Want a printable version of this list? Click here.
Fortunately, there are scientific ways to measure health care quality. These tools
have mostly been used
by health professionals. They use measures
to review and improve the quality of care they provide. A quality measure is information
from a patient's record or an operational process that is converted into a rate,
percentage or time that shows how well providers are taking care of
their patients. Quality measures give you information about how well providers care
for some, but not all of their patients. Most quality measures have been designed
to measure evidence based care. Patients who should not get the recommended care
treatments are not counted in the measures.

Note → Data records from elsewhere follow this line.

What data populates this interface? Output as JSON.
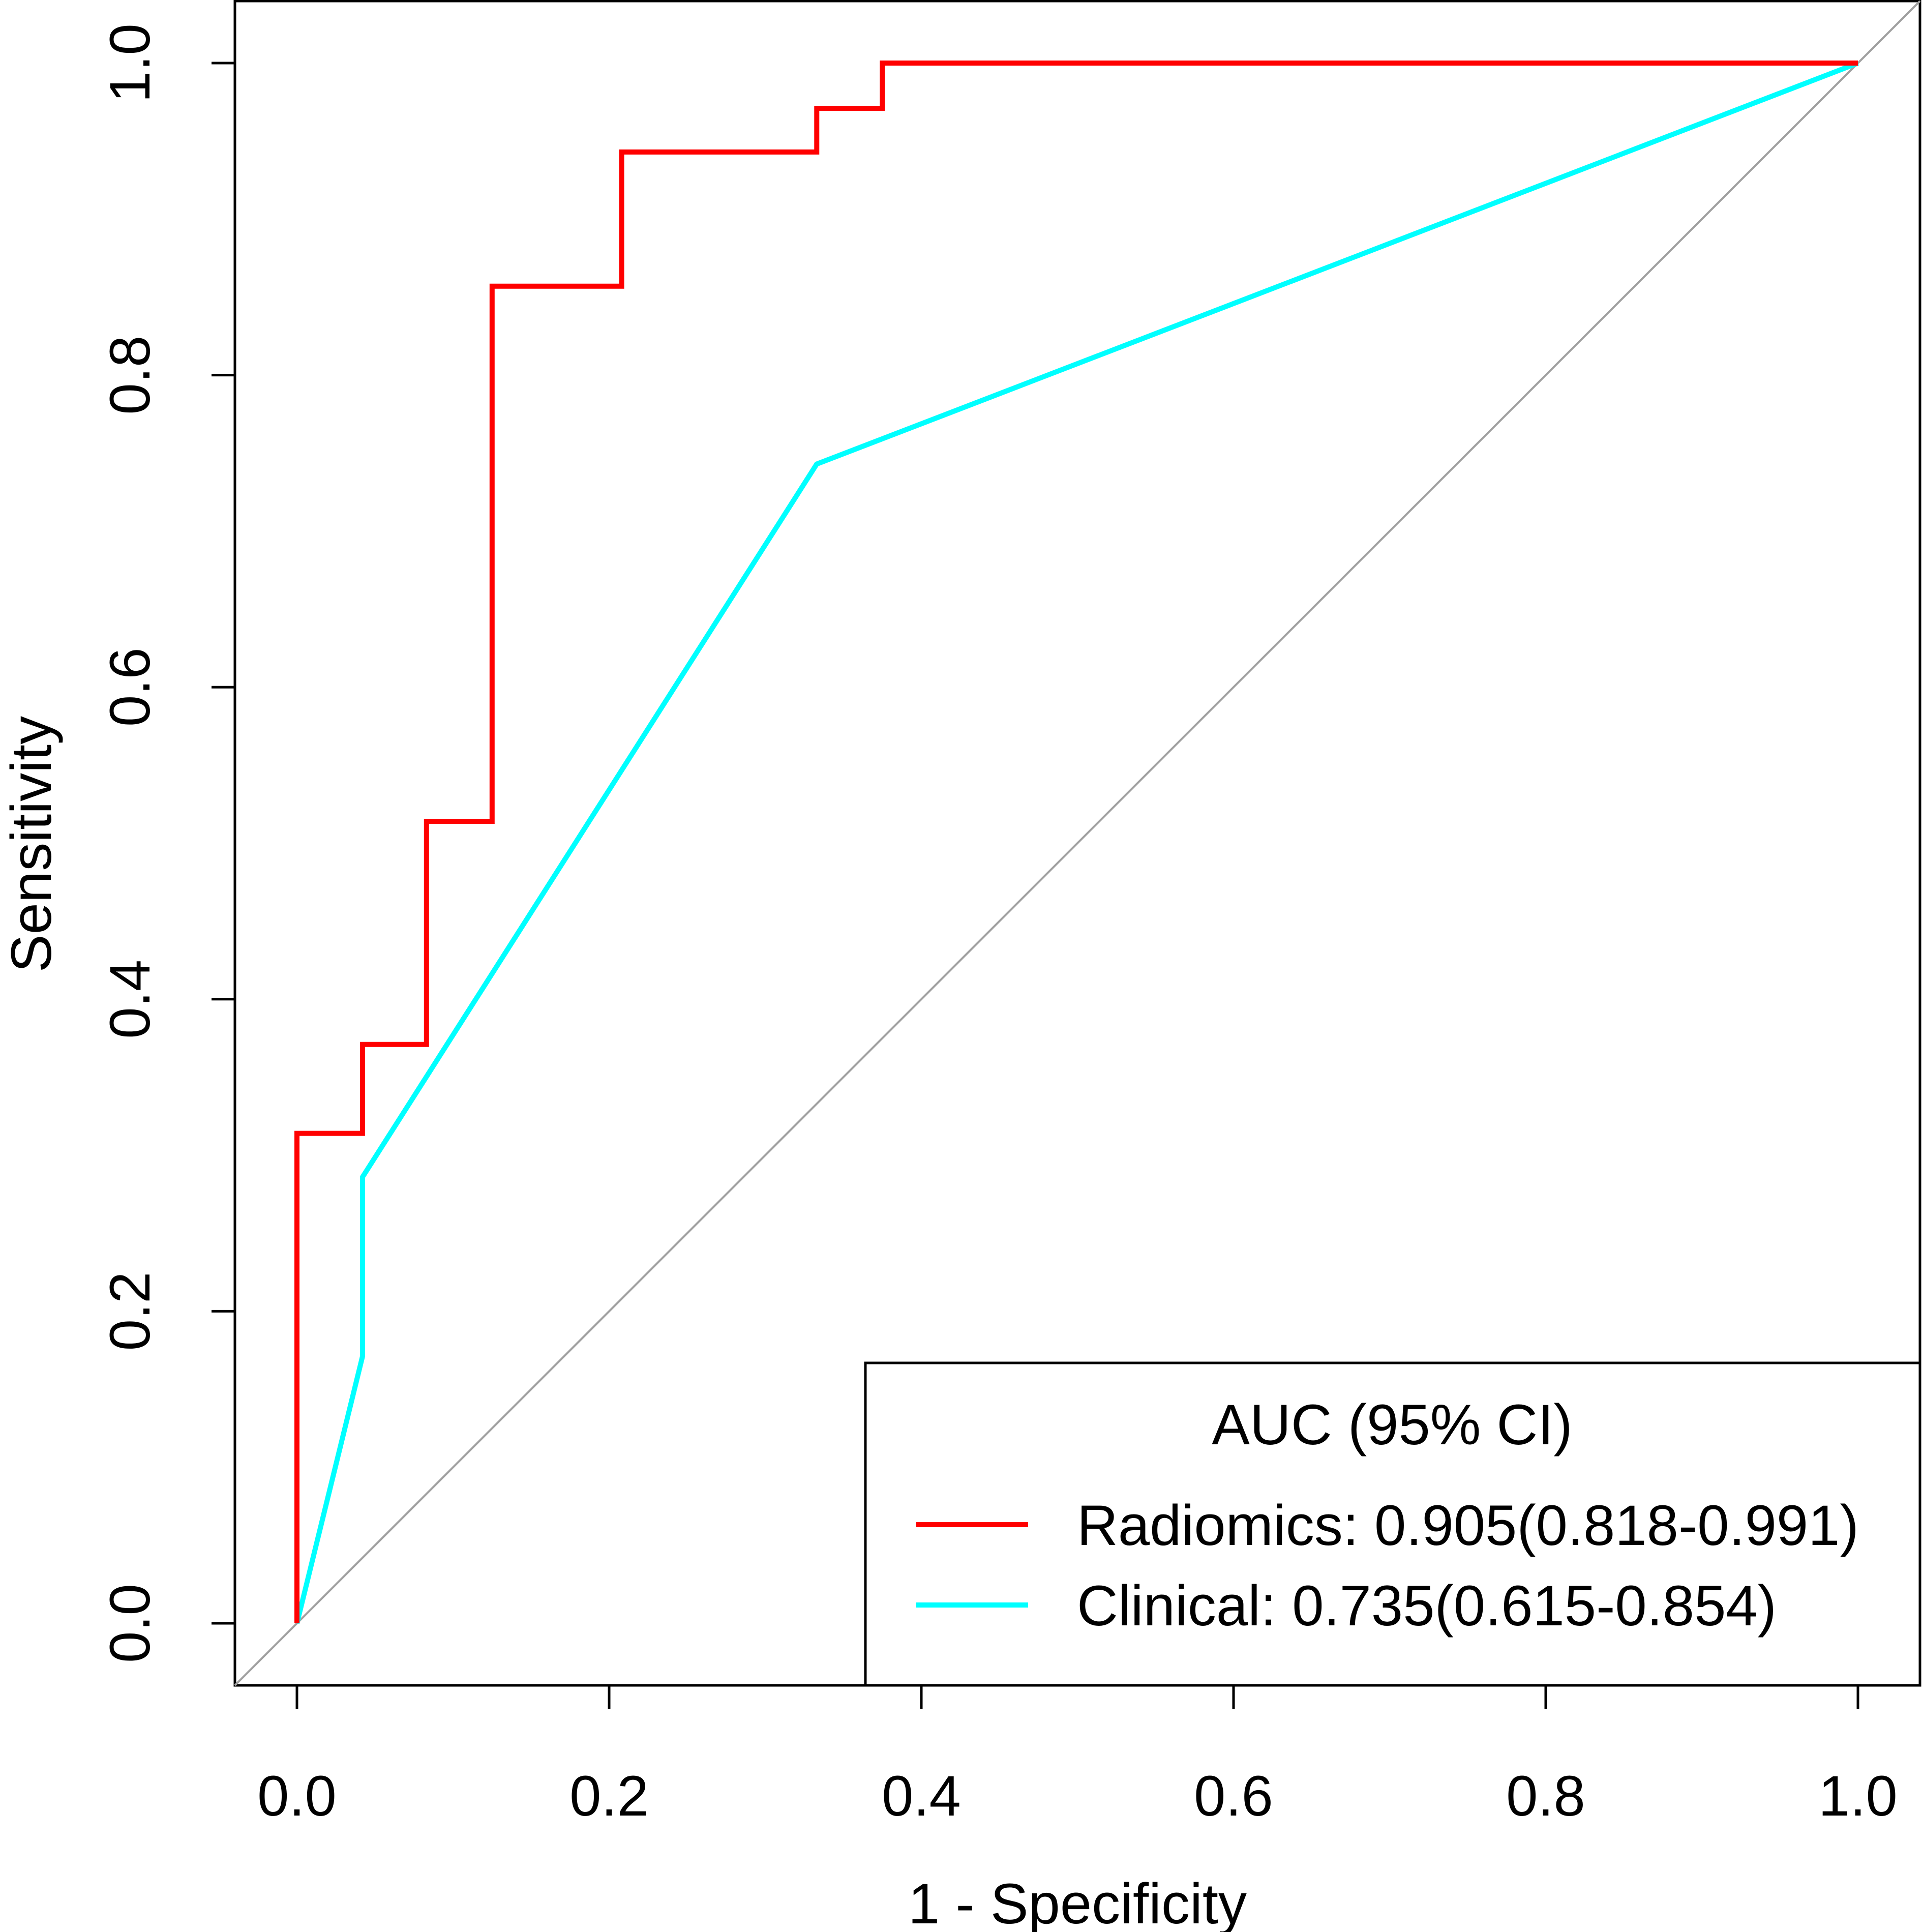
{
  "chart_data": {
    "type": "line",
    "title": "",
    "xlabel": "1 - Specificity",
    "ylabel": "Sensitivity",
    "xlim": [
      0,
      1
    ],
    "ylim": [
      0,
      1
    ],
    "xticks": [
      "0.0",
      "0.2",
      "0.4",
      "0.6",
      "0.8",
      "1.0"
    ],
    "yticks": [
      "0.0",
      "0.2",
      "0.4",
      "0.6",
      "0.8",
      "1.0"
    ],
    "grid": false,
    "reference_line": {
      "name": "chance",
      "x": [
        0,
        1
      ],
      "y": [
        0,
        1
      ],
      "color": "#a0a0a0"
    },
    "legend": {
      "title": "AUC (95% CI)",
      "placement": "bottom-right",
      "entries": [
        {
          "label": "Radiomics: 0.905(0.818-0.991)",
          "color": "#ff0000"
        },
        {
          "label": "Clinical: 0.735(0.615-0.854)",
          "color": "#00ffff"
        }
      ]
    },
    "series": [
      {
        "name": "Radiomics",
        "color": "#ff0000",
        "auc": 0.905,
        "ci": [
          0.818,
          0.991
        ],
        "x": [
          0,
          0,
          0.042,
          0.042,
          0.083,
          0.083,
          0.125,
          0.125,
          0.208,
          0.208,
          0.333,
          0.333,
          0.375,
          0.375,
          1.0
        ],
        "y": [
          0,
          0.314,
          0.314,
          0.371,
          0.371,
          0.514,
          0.514,
          0.857,
          0.857,
          0.943,
          0.943,
          0.971,
          0.971,
          1.0,
          1.0
        ]
      },
      {
        "name": "Clinical",
        "color": "#00ffff",
        "auc": 0.735,
        "ci": [
          0.615,
          0.854
        ],
        "x": [
          0,
          0.042,
          0.042,
          0.333,
          1.0
        ],
        "y": [
          0,
          0.171,
          0.286,
          0.743,
          1.0
        ]
      }
    ]
  }
}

Quality measurement is a relatively new science and requires a large amount of resources
to develop and collect the information. Fully developed and tested measures are
only available for reporting on some of the most common conditions or processes
of care. Over the past few years, an increased interest in this science has occurred
which may increase the rate of quality measurement development and reporting over
time. But there is some quality information you can use right now to help you compare
your health care choices. Many public and private groups are working to improve and expand health care quality
measures. The goal is to make these measures more reliable, uniform, and helpful
to consumers in making health care choices.
Reporting Leads to Improvement
Wisconsin hospitals are united around one concept: to improve patient care in the communities
they serve. They also agree: you can't improve what you don't measure.
That is why they have committed to measuring and publicly reporting their performance.